I’ve had a lot of these moments lately and it has turned me into a hot mess of a mom. Forgetting what time school starts? Check. Completely forgetting details about something I was told less than a hour before? Absolutely. I can feel myself slowly breaking; The whining. The sleep strikes. The attitude. Little by little, it all slowly adds up and suddenly it’s 3 a.m. and I’m sitting on the floor outside of the bedroom doors in tears because I’ve finally been pushed to my breaking point.

Moments like these certainly have shut my ovaries up more than once and while I know that it’s absolutely a phase and “this too shall pass,” it’s sometimes hard to look past it all. Thankfully, I have a great support system that’s been there more than once to pick up the pieces and glue my sanity together. (I’m looking at you, my dear husband/Rocky stand-in!) I’m reminded that sometimes when things are the hardest it’s okay to shove my own parenting rules aside if it means my mental wellbeing stays intact.

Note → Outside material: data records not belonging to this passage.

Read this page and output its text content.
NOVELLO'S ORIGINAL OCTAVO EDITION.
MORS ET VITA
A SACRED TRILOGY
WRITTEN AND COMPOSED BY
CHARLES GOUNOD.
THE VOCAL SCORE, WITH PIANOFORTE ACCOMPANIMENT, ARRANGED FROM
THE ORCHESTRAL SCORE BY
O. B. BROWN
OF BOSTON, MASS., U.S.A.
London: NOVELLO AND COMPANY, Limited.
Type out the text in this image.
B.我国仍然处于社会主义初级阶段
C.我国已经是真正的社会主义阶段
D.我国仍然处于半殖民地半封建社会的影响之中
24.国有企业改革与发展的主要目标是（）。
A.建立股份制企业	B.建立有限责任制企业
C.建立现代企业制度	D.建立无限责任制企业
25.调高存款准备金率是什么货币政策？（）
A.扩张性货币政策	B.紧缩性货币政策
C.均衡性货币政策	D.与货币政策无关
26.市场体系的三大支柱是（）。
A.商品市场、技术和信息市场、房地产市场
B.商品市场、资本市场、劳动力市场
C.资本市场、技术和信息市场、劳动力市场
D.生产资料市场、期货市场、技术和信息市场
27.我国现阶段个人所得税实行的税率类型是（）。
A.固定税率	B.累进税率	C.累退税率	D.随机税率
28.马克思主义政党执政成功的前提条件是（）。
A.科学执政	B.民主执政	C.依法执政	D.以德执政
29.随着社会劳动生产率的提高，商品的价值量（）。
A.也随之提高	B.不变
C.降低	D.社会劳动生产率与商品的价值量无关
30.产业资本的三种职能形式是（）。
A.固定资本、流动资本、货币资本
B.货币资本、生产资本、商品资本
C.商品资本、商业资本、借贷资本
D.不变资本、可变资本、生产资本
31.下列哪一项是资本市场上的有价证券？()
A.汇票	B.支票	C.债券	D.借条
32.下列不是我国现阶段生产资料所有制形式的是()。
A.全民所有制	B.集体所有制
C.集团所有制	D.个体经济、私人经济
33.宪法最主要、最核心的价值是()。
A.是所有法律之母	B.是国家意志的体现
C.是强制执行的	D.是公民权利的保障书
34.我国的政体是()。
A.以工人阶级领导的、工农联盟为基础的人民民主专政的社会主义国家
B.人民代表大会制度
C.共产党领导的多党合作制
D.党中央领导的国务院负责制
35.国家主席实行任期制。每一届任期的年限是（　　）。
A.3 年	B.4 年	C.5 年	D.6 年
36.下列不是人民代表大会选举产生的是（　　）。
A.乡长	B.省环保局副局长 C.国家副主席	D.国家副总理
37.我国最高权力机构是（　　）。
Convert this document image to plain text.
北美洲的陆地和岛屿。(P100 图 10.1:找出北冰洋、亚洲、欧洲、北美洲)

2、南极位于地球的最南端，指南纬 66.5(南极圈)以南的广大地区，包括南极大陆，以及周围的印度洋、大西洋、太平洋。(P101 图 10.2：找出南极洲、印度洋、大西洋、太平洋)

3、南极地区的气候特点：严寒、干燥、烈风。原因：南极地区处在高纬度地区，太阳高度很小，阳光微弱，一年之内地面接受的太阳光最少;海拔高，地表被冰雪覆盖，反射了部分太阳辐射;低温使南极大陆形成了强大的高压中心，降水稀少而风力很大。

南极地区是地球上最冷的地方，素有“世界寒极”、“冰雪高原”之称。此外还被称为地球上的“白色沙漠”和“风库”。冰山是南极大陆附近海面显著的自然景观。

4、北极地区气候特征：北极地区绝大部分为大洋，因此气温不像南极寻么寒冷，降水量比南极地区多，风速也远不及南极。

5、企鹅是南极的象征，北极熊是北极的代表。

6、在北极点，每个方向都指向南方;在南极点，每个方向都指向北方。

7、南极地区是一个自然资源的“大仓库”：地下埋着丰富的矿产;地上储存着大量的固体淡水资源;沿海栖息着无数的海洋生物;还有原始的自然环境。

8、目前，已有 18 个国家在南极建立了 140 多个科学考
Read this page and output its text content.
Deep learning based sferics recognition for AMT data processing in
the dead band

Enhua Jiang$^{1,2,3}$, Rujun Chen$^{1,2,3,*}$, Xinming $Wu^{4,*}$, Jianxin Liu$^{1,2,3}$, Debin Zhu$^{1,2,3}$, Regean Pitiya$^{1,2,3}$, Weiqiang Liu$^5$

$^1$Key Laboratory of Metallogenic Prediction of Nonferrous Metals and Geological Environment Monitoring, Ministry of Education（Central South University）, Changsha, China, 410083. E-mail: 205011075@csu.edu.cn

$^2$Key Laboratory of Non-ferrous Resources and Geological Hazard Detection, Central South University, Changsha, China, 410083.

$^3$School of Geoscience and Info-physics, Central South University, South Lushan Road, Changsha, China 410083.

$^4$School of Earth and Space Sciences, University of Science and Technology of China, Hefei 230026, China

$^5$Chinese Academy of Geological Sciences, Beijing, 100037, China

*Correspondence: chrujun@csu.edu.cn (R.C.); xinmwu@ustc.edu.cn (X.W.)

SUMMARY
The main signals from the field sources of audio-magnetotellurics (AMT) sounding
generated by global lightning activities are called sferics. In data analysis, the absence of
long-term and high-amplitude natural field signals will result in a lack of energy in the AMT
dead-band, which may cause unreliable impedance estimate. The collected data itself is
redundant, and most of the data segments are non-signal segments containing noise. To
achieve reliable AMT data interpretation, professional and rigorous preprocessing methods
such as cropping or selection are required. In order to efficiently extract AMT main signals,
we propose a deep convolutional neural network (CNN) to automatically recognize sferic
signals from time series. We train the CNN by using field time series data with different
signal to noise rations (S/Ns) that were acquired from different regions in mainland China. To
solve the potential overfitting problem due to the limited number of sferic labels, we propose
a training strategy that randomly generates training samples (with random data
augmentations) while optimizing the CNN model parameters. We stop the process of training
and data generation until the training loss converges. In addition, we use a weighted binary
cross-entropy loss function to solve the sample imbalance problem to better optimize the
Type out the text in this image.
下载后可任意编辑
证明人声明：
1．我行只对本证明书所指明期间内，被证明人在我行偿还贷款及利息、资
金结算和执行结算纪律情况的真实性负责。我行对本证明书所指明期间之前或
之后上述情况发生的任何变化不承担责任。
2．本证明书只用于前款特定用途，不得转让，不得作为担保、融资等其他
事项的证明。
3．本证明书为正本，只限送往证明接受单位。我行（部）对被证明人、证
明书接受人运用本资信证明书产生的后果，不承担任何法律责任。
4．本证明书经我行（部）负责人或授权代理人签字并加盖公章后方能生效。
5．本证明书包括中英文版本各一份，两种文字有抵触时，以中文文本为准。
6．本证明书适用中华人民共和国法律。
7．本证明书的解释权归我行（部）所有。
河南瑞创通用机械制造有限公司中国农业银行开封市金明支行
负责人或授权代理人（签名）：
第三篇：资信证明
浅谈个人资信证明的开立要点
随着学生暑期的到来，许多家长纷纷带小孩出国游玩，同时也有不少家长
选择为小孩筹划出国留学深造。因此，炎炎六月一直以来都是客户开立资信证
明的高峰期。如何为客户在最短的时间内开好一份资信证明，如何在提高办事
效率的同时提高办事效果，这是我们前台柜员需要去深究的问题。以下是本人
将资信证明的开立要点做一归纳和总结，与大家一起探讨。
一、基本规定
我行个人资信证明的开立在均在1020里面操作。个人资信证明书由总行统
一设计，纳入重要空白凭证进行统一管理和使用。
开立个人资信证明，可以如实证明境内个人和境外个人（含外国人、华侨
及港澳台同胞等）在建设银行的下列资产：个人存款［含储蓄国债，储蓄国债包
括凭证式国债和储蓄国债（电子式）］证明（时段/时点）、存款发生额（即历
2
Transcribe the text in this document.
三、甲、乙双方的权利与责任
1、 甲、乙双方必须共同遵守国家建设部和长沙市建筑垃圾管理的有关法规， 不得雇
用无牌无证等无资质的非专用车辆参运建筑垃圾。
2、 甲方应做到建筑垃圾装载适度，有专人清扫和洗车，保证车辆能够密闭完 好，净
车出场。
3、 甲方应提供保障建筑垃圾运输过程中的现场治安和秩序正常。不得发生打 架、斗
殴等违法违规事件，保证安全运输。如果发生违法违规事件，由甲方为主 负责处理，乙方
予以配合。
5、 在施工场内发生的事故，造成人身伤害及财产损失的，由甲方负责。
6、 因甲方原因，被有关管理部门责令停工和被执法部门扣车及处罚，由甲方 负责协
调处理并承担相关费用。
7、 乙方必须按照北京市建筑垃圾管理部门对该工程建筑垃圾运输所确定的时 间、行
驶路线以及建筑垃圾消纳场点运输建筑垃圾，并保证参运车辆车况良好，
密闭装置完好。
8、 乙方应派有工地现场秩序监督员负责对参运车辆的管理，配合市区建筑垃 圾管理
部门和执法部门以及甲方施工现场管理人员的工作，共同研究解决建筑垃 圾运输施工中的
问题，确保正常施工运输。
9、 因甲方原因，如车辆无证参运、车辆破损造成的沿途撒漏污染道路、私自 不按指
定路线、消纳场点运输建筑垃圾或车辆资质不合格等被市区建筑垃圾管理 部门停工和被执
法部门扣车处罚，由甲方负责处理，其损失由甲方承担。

Find peace in knowing that your kids aren’t the only ones with inner Ivan Dragos, and it’s okay to let the world know that. Together we’re stronger and if we support one another we’ll always have someone to help push us back into sanity.

My village

We’ve heard it a million times before, “It takes a village to raise a child,” and I’m not going to disagree. From relatives to daycare providers, doctors to dance teachers, there are so many people who enter our children’s lives and influence them in some shape or form. Hell, even my actual next door neighbour has taken part, taking Isla for her first trick-or-treating adventure last year.

While many of these villages that we parents are a part of are filled with “real life” people, I’m lucky enough to be a part of a virtual village as well. Call me crazy, but there’s 149 woman whom I’ve gotten to know over the past two years and sometimes I feel closer to them more than my “real life” friends sometimes. We relate to one another on a whole different level, and that’s not something you get every day.

So allow me to backtrack a bit: I was never a part of an online baby group when I was pregnant with Isla. I never thought to join one but after hearing about the support one of my friends found within her own birth group I figured I’d give joining one a try when I learned I was pregnant with Norah.

Finding a group was relatively easy; the pregnancy tracker app I had on my phone had a corresponding website with a message board community. I was able to find a sub-community of moms who were also all due in (or close to) June 2015 and one member was in the midst of creating a Facebook group. I asked to join and before I knew it, there were about 200 Canadian moms in one space of the internet.

I’m not going to lie, I was a bit skeptical of being in this group at first and I wasn’t sure what to expect. I figured that if I didn’t enjoy being in the group I would just leave and keep on my merry way. (I even said to Kyle that I’d probably leave the group after Norah was born, but here I am still, 2 years after joining!) Lets not kid ourselves, 200 women with pregnancy hormones can be a dangerous place to be in the real world, but give them the anonymity of a keyboard and the internet and it can be a whole new level of crazy.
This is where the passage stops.